Ippolito’s career began at an advertising agency 25 years or so ago. “Ad agencies like to go after big brands,” he says. “They have the deepest pockets. And, having those logos on your client list gives you instant credibility. But few agencies give much thought to smaller companies. So when I started my own firm, that was a need in the marketplace I was happy to accommodate.” Today, IMA develops award-winning digital marketing strategies and campaigns for SMB companies across the country.
Insights into B2B marketing
Most of Ippolito’s clients are B2B marketers who are used to dry, overly pragmatic messaging. His agency helps them with visibility and lead-gen through a range of services, including paid and organic search marketing (SEO and PPC/SEM); social media marketing; digital brand activation; website and mobile app development; and digital branding. The development of truly engaging and relevant content, he notes, is critical across the board.

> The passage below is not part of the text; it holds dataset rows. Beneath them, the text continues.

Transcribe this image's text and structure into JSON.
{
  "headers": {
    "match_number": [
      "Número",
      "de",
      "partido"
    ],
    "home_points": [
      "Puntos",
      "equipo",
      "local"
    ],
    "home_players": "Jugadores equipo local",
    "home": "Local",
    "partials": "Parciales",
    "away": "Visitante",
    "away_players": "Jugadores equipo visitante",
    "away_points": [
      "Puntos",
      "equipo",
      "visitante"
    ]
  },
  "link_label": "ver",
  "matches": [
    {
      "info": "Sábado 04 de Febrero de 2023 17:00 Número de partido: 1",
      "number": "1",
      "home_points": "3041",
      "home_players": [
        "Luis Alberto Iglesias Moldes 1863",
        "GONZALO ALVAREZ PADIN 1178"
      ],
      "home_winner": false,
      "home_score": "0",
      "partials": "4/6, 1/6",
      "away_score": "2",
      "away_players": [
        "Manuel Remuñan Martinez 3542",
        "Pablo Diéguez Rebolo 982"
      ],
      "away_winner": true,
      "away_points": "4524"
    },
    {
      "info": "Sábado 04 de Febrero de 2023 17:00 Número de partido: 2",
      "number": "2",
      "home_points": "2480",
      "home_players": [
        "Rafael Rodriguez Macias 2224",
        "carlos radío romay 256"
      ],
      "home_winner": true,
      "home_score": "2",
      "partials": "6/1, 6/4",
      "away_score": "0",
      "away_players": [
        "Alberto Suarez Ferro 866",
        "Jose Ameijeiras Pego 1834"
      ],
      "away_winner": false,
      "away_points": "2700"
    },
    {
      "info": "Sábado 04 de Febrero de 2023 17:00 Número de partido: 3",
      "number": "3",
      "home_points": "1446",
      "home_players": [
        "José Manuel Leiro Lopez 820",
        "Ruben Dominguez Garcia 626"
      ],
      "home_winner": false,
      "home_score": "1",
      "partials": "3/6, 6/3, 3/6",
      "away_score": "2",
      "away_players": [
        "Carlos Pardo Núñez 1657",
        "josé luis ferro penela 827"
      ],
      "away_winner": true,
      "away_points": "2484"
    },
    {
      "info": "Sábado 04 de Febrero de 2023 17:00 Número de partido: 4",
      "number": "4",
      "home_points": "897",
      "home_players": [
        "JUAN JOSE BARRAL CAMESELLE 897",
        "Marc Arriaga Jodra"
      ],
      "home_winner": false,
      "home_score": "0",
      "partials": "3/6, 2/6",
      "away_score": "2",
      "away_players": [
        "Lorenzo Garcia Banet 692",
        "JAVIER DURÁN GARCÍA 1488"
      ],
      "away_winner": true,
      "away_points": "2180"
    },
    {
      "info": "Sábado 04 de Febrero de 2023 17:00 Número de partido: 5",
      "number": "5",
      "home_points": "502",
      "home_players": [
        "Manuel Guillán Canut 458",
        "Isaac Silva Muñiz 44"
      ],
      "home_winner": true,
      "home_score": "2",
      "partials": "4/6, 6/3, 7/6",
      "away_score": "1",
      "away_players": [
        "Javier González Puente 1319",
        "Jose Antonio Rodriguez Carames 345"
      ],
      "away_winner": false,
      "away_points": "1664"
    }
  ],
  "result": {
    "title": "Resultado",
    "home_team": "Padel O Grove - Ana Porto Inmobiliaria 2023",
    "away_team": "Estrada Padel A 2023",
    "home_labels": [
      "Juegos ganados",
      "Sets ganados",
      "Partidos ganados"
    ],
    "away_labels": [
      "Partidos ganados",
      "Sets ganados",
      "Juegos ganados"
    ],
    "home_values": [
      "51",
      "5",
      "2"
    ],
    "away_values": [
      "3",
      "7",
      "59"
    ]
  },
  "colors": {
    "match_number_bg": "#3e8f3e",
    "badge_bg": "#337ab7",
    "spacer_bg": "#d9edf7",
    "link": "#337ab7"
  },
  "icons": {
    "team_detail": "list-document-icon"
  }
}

“Most companies have something really fascinating to say,” Ippolito notes. “Our job is to discover what that is, and say it in a way that is both highly relevant and truly compelling to the client’s best-fit targets.”

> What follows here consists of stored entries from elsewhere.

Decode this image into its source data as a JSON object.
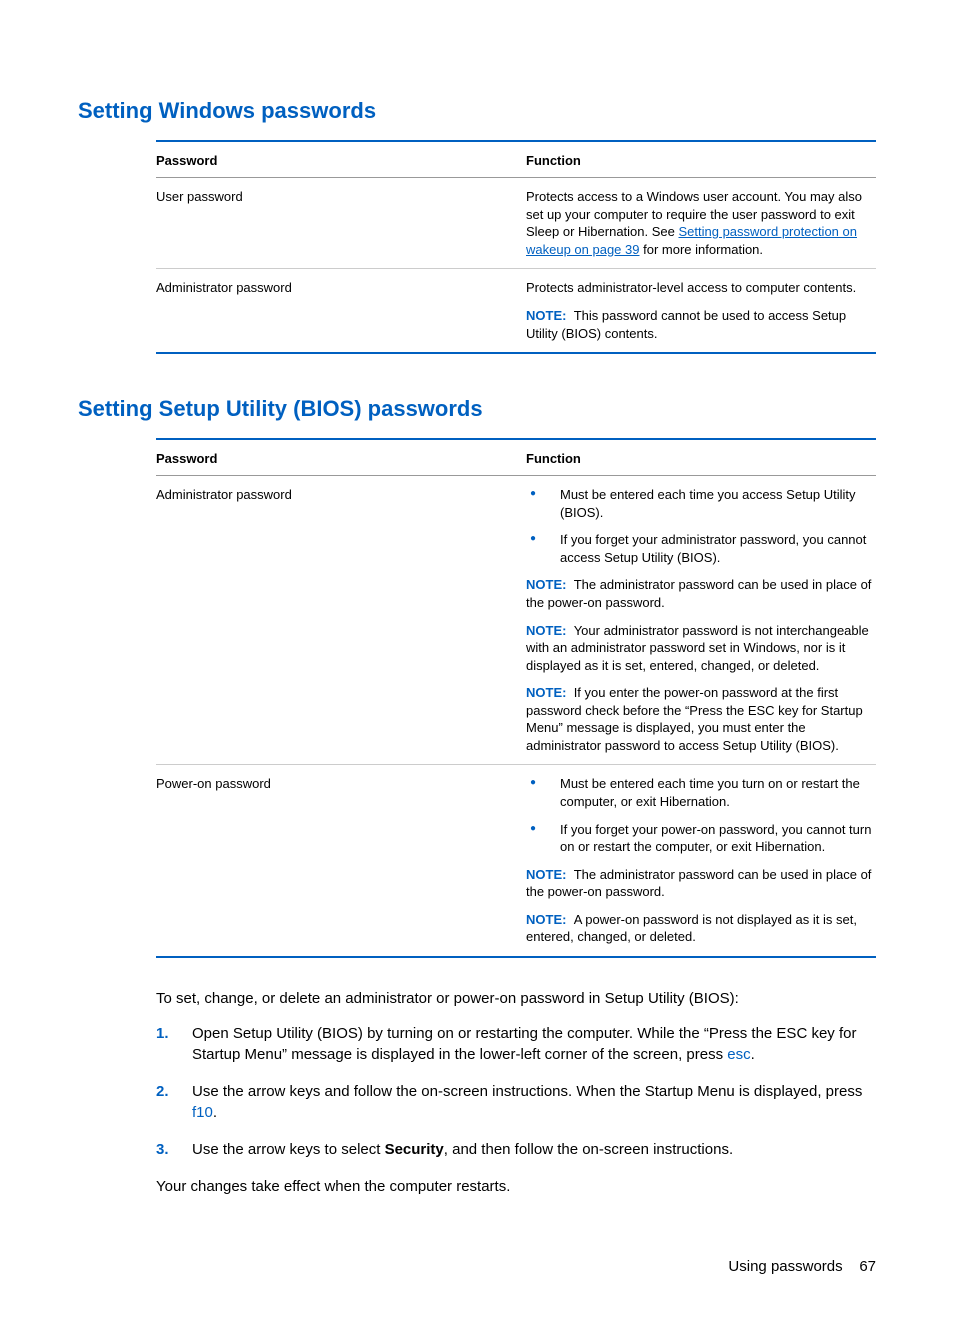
{
  "section1": {
    "heading": "Setting Windows passwords",
    "table": {
      "header_pass": "Password",
      "header_func": "Function",
      "row1": {
        "pass": "User password",
        "func_pre": "Protects access to a Windows user account. You may also set up your computer to require the user password to exit Sleep or Hibernation. See ",
        "link": "Setting password protection on wakeup on page 39",
        "func_post": " for more information."
      },
      "row2": {
        "pass": "Administrator password",
        "func1": "Protects administrator-level access to computer contents.",
        "note_label": "NOTE:",
        "note_text": "This password cannot be used to access Setup Utility (BIOS) contents."
      }
    }
  },
  "section2": {
    "heading": "Setting Setup Utility (BIOS) passwords",
    "table": {
      "header_pass": "Password",
      "header_func": "Function",
      "row1": {
        "pass": "Administrator password",
        "b1": "Must be entered each time you access Setup Utility (BIOS).",
        "b2": "If you forget your administrator password, you cannot access Setup Utility (BIOS).",
        "note1_label": "NOTE:",
        "note1_text": "The administrator password can be used in place of the power-on password.",
        "note2_label": "NOTE:",
        "note2_text": "Your administrator password is not interchangeable with an administrator password set in Windows, nor is it displayed as it is set, entered, changed, or deleted.",
        "note3_label": "NOTE:",
        "note3_text": "If you enter the power-on password at the first password check before the “Press the ESC key for Startup Menu” message is displayed, you must enter the administrator password to access Setup Utility (BIOS)."
      },
      "row2": {
        "pass": "Power-on password",
        "b1": "Must be entered each time you turn on or restart the computer, or exit Hibernation.",
        "b2": "If you forget your power-on password, you cannot turn on or restart the computer, or exit Hibernation.",
        "note1_label": "NOTE:",
        "note1_text": "The administrator password can be used in place of the power-on password.",
        "note2_label": "NOTE:",
        "note2_text": "A power-on password is not displayed as it is set, entered, changed, or deleted."
      }
    }
  },
  "body": {
    "intro": "To set, change, or delete an administrator or power-on password in Setup Utility (BIOS):",
    "step1_pre": "Open Setup Utility (BIOS) by turning on or restarting the computer. While the “Press the ESC key for Startup Menu” message is displayed in the lower-left corner of the screen, press ",
    "step1_key": "esc",
    "step1_post": ".",
    "step2_pre": "Use the arrow keys and follow the on-screen instructions. When the Startup Menu is displayed, press ",
    "step2_key": "f10",
    "step2_post": ".",
    "step3_pre": "Use the arrow keys to select ",
    "step3_bold": "Security",
    "step3_post": ", and then follow the on-screen instructions.",
    "outro": "Your changes take effect when the computer restarts."
  },
  "footer": {
    "section": "Using passwords",
    "page": "67"
  },
  "nums": {
    "n1": "1.",
    "n2": "2.",
    "n3": "3."
  }
}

What is a “digital brand activation”?
Digital brand activations are immersive online experiences that promote a brand to the front of its audience’s mind. Smaller companies usually don’t have big enough budgets to execute full-scale IRL brand activations, so IMA works creatively to develop integrated campaigns—inclusive of landing pages or microsites, social media, native and programmatic content, and more—that engage audiences deeply and generate “buzz,” much quicker and at a fraction of the cost.
The importance of empathy
Marketers need to understand the thoughts and emotions of their audiences, Ippolito says, but the data available can only speak to their behavior. The key is to harness existing technology, like AI, and integrate it with human analysis, to “walk it backward.” That is to say: If we can use the information at our disposal to draw educated hypotheses on why an audience behaves a certain way, we can then test and vet those hypotheses. That is how behavioral data can lead to true human understanding at a mass scale.
Empathy is the key, Ippolito notes, in both our professional and personal lives. Client and audience interactions are not dissimilar from our own personal relationships. We should always be trying to understand what “the other” is saying, put ourselves in their shoes, and do whatever we can to be of service.
What’s next for IMA?
In the short-term, Ippolito says he sees big things shifting in the social space. Per the recent Meta/Facebook announcement, social media platforms may soon include virtual reality experiences. This switch, he says, will change how we think about content creation and user engagement. As for IMA’s role in addressing that new realm, he says the team will keep watching, keep evolving, keep questioning, and continue building meaningful relationships with clients and end users.